With this in place, if someone requires a file with the html suffix then raw-loader comes in. So now we can swap this:


  $stateProvider
    .state('state1', {
      url: "/state1",
      templateUrl: "partials/state1.html"
    })

For this:


  $stateProvider
    .state('state1', {
      url: "/state1",
      template: require("./partials/state1.html")
    })

Now initially TypeScript is going to complain about your require statement. That's fair; outside of node-land it doesn't know what require is.
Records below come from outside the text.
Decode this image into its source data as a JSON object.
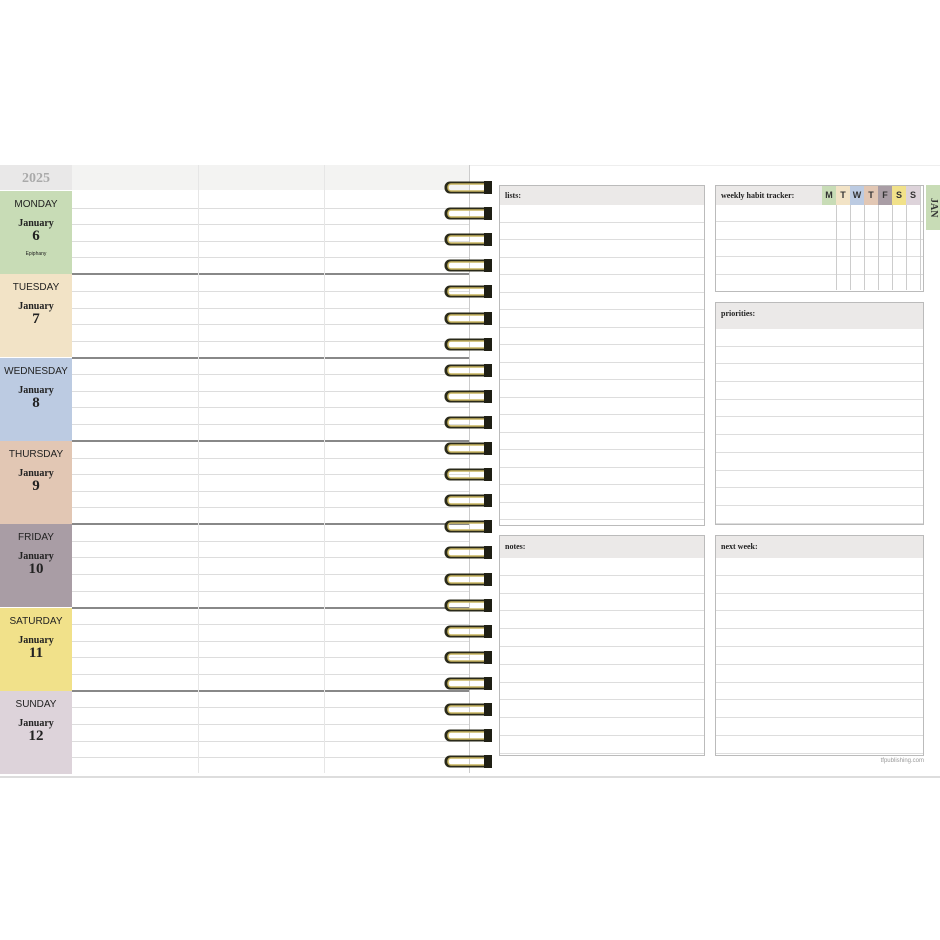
{
  "year": "2025",
  "days": [
    {
      "name": "MONDAY",
      "month": "January",
      "date": "6",
      "note": "Epiphany",
      "color": "#c8dcb6"
    },
    {
      "name": "TUESDAY",
      "month": "January",
      "date": "7",
      "color": "#f2e3c6"
    },
    {
      "name": "WEDNESDAY",
      "month": "January",
      "date": "8",
      "color": "#bccbe2"
    },
    {
      "name": "THURSDAY",
      "month": "January",
      "date": "9",
      "color": "#e2c7b4"
    },
    {
      "name": "FRIDAY",
      "month": "January",
      "date": "10",
      "color": "#a99da5"
    },
    {
      "name": "SATURDAY",
      "month": "January",
      "date": "11",
      "color": "#f1e18a"
    },
    {
      "name": "SUNDAY",
      "month": "January",
      "date": "12",
      "color": "#ddd3da"
    }
  ],
  "sections": {
    "lists": "lists:",
    "habit": "weekly habit tracker:",
    "priorities": "priorities:",
    "notes": "notes:",
    "next_week": "next week:"
  },
  "habit_days": [
    {
      "label": "M",
      "color": "#c8dcb6"
    },
    {
      "label": "T",
      "color": "#f2e3c6"
    },
    {
      "label": "W",
      "color": "#bccbe2"
    },
    {
      "label": "T",
      "color": "#e2c7b4"
    },
    {
      "label": "F",
      "color": "#a99da5"
    },
    {
      "label": "S",
      "color": "#f1e18a"
    },
    {
      "label": "S",
      "color": "#ddd3da"
    }
  ],
  "month_tab": {
    "label": "JAN",
    "color": "#c8dcb6"
  },
  "footer": "tfpublishing.com"
}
No bother, you just need to drop in a one line simple definition file to sort this out; let me present webpack-require.d.ts:


declare var require: (filename: string) => any;

You've now inlined your template. And for bonus points, if you were to make a mistake in your path then webpack would shout at you at compile time; which is a good, good thing.

ng-include

The one use case that this doesn't cover is where your templates import other templates through use of the ng-include directive. They will still trigger http requests as the templates are served. The simple way to prevent that is by priming the angular $templateCache like so:


  app.run(["$templateCache",
    ($templateCache: ng.ITemplateCacheService) => {
        $templateCache.put("justSome.html", require("./justSome.html"));
        // Other templates go here...
    }]);

Now when the app spins up it already has everything it needs pre-cached.